La chose fut si surprenante que plus loin, les deux compagnons de l'homme s'immobilisèrent. M. Curtis ne se fit pas prier évidemment et envoya son poing dans la mâchoire d'un des deux, la lui décrochant presque. Son épouse ne fut pas en reste et la vive femme s'empara d'une bûche qu'ils avaient réservée pour le feu et l'enfonça de toutes ses forces dans le gras du bide du troisième voyou. Pendant ce temps, celui qui t'avait affronté continuait de souffrir et ses hurlements remplissaient la clairière où vous aviez fait halte. Il tentait de se débarrasser de ses vêtements en feu, une tâche rendue ardue par la douleur qu'ils lui causaient et ses mains tremblantes sous la peur. Enfin, il y parvint et les jeta avec désespoir sur le sol où ils achevèrent de se consumer. Son ventre fumait. Sa barbe n'était plus et la moitié de son visage avait été brûlée, tout comme chaque extrémité de ses doigts. Il respirait avec difficulté. Il releva la tête et croisa ton regard. Ses yeux fulminaient. Tu sentis à nouveau ton cœur s'emballer. Ton regard tomba aussitôt vers le sol, à la recherche de ton épée. Il comprit.

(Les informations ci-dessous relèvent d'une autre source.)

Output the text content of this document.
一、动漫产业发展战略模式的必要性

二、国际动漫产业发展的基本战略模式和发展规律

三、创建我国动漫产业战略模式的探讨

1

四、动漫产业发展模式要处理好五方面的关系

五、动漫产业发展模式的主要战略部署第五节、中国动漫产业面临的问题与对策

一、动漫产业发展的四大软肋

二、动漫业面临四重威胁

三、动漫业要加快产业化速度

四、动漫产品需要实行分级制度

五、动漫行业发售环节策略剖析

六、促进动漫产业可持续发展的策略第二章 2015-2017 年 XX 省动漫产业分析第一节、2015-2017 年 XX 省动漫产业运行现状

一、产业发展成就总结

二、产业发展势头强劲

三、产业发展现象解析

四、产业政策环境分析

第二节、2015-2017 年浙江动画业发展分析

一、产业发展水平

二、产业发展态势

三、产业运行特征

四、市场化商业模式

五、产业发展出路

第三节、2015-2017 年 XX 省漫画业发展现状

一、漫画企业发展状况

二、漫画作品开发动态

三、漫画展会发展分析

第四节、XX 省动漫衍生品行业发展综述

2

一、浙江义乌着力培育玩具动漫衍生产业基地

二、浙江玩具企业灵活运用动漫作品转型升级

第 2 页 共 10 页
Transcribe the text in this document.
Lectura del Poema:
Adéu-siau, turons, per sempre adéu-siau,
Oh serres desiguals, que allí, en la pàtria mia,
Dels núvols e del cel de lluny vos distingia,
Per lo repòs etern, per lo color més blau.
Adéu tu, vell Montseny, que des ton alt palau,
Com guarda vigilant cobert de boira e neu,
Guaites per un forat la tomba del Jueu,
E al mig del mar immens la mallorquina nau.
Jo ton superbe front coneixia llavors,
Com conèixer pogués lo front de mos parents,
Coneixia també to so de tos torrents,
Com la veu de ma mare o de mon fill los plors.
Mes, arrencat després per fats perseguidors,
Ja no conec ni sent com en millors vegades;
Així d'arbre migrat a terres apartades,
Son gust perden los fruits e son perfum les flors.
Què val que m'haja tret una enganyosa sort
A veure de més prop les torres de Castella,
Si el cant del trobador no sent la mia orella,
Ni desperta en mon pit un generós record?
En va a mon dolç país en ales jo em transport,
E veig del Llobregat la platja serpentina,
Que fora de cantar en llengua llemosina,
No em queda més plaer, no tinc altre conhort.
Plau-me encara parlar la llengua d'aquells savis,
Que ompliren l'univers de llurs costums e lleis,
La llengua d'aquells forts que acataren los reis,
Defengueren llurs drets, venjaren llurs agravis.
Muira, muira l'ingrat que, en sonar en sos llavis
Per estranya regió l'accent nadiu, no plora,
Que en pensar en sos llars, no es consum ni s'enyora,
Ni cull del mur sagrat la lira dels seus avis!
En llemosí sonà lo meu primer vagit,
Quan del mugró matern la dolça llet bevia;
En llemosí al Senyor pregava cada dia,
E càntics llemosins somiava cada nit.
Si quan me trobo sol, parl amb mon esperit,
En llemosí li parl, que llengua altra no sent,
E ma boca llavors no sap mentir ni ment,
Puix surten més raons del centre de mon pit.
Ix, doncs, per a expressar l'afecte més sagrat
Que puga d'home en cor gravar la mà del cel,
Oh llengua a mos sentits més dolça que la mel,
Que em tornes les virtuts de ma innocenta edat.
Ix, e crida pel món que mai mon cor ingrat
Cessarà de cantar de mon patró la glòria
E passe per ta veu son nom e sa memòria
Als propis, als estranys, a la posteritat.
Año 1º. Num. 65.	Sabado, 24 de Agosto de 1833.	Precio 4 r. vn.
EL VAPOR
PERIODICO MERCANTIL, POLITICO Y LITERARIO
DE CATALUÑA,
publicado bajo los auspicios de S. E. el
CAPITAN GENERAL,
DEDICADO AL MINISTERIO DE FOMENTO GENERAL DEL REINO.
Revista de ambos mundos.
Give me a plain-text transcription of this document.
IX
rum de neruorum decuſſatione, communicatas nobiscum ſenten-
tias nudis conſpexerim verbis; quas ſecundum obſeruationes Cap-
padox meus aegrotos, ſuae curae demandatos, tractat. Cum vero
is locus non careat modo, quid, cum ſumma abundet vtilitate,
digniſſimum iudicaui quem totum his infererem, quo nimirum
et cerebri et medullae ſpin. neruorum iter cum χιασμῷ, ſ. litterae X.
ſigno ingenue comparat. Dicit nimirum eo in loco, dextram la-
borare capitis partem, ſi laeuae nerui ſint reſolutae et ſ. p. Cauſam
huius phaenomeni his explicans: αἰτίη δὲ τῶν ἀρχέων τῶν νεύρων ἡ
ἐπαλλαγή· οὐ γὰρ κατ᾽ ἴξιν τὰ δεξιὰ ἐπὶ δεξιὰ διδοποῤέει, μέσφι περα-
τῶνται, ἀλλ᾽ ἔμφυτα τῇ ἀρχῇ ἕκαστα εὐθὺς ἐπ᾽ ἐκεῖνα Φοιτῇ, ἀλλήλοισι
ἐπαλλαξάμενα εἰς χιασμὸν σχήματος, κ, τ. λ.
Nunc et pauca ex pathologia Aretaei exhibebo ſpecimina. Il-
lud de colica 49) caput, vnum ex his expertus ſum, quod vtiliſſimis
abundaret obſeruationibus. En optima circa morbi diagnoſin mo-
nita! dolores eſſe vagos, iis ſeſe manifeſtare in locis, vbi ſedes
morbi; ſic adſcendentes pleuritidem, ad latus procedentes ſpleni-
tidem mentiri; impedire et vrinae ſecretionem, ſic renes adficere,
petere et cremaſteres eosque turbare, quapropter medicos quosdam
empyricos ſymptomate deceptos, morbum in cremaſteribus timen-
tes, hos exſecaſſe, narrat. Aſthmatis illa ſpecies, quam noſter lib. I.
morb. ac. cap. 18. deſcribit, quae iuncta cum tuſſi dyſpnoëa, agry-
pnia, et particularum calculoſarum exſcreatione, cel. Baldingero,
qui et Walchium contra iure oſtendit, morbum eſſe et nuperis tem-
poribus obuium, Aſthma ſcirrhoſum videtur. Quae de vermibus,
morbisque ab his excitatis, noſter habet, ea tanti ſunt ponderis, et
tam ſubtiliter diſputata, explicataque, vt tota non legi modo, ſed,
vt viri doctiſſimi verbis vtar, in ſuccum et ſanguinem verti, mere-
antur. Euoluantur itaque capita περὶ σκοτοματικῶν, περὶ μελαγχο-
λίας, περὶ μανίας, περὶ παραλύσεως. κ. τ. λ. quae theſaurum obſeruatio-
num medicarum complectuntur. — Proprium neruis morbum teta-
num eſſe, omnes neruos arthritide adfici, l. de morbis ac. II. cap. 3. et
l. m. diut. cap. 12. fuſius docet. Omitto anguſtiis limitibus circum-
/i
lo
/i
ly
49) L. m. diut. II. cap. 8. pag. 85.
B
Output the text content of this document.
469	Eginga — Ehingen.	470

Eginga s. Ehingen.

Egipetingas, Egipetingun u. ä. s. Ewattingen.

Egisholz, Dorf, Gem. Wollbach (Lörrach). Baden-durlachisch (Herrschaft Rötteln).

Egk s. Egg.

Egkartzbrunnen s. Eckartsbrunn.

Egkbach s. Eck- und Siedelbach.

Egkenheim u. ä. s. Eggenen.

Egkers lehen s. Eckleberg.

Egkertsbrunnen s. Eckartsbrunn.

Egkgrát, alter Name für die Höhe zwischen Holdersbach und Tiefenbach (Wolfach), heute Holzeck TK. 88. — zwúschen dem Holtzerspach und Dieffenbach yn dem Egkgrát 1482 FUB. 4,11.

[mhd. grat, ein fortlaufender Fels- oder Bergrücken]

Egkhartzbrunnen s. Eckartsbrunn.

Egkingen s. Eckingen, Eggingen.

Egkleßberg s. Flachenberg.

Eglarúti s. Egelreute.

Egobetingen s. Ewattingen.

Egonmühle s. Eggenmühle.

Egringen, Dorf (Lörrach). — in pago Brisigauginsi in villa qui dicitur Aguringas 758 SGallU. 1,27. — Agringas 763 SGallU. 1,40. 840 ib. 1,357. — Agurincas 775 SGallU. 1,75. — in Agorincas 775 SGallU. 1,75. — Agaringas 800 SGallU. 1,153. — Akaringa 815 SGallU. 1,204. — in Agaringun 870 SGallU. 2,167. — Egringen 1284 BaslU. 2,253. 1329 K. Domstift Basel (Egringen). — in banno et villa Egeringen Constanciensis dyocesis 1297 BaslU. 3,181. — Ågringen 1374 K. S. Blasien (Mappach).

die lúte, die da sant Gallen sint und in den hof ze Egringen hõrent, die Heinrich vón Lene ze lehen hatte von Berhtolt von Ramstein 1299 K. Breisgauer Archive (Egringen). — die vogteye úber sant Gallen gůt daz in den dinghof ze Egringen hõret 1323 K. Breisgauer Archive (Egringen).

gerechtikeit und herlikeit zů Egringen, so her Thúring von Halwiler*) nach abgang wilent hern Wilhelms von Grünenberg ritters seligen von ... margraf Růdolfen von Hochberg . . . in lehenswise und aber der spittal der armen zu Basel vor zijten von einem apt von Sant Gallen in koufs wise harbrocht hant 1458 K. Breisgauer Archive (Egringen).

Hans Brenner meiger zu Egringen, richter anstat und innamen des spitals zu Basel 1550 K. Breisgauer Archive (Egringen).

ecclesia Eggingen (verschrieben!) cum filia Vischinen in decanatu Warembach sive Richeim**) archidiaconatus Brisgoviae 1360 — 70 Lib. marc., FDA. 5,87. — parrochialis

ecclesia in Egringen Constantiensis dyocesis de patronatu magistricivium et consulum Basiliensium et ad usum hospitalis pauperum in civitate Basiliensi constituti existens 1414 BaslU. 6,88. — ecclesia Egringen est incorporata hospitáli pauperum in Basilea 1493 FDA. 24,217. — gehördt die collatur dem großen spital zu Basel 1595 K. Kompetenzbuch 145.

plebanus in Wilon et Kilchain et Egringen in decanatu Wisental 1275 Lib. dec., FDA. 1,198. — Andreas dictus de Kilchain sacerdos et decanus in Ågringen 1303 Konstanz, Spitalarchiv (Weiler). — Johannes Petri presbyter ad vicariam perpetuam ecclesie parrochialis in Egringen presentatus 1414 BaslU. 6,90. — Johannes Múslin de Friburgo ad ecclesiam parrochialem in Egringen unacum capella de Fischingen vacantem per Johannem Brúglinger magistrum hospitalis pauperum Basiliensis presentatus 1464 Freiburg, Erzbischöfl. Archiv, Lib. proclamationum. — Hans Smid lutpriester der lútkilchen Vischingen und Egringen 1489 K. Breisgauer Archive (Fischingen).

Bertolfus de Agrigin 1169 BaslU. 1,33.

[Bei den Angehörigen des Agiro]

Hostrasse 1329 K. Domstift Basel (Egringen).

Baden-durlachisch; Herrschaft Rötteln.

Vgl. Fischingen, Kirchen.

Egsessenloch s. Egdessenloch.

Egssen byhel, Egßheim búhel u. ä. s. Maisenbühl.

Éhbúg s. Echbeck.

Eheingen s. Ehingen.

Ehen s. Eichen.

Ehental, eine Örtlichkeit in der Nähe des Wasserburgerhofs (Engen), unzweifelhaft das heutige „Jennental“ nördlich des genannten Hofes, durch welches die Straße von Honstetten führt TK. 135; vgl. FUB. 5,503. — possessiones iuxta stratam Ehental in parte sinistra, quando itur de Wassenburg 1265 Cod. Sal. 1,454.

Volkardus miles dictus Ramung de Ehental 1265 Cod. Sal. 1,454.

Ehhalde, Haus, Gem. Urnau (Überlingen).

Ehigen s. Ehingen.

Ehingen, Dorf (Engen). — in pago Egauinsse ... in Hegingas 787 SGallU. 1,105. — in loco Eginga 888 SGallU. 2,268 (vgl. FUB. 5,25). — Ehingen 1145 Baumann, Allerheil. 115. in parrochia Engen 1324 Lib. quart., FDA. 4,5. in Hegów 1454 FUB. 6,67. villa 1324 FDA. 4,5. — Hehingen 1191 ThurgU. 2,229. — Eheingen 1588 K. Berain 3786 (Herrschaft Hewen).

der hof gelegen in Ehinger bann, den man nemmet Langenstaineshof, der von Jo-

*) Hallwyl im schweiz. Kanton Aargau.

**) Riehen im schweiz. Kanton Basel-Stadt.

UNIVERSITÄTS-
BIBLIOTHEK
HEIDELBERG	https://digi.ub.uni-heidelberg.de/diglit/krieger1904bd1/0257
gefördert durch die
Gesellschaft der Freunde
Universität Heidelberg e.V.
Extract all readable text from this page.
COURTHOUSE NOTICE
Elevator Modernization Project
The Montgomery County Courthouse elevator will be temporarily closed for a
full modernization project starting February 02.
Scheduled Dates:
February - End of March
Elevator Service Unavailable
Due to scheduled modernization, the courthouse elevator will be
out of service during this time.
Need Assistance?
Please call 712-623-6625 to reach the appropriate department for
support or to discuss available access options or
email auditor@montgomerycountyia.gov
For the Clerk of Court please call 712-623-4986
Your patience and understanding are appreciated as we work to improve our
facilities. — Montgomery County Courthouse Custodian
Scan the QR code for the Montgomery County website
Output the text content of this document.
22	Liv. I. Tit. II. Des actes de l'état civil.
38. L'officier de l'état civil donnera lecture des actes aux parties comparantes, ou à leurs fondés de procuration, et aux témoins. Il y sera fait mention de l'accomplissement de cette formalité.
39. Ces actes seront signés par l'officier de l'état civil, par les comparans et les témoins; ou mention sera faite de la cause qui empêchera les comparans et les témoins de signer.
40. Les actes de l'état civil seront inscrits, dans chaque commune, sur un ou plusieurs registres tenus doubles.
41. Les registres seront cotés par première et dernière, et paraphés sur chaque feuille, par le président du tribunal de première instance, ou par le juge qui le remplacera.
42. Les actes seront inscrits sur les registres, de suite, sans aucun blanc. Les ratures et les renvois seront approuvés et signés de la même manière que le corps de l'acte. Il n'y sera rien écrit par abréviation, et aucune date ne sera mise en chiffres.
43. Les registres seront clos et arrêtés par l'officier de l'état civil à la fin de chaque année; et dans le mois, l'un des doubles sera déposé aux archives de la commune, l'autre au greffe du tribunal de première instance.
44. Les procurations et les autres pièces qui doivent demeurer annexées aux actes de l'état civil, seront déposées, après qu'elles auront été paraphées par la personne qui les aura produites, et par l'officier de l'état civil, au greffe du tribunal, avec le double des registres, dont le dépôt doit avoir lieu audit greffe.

Il s'élança dans ta direction et toi, dans celle de ton arme dont l'acier luisait doucement sous le feu lunaire et de camp. En courant, l'homme mit son pied botté en plein dedans et finit de disperser le bois qui y brûlait, faisant danser une multitude de cendres comme autant de lucioles dans l'air frais de la nuit. Tu plongeas sur le sol et tes doigts fatigués et plein de terre parvinrent à se refermer sur la garde de ce reliquat rouillé qu'était l'épée du roi Oborö - malheureusement trop tard. Tu crias quand le truand se laissa tomber sur toi, te brisant sûrement une ou deux côtes voir fémurs. Ses doigts encore chauds, trempés de sueur se refermèrent dans le même instant sur ta tendre gorge. Tu n'avais jamais sentit tel étau. Il te broya les cordes vocales et te coinça immédiatement toute respiration. Tu haletais et sentis ta tête tourner. Au loin, dans une brume désormais immatérielle, tu entendis la voix de M. Curtis, qui t'appelait. Impossible de respirer. Ta vue fut brouillée par un point blanc qui emplit petit à petit tout ton champs de vision. Tu n'avais plus qu'à peine conscience de ton environnement et de ton corps. Tu te sentais partir. Allais-tu mourir ici ?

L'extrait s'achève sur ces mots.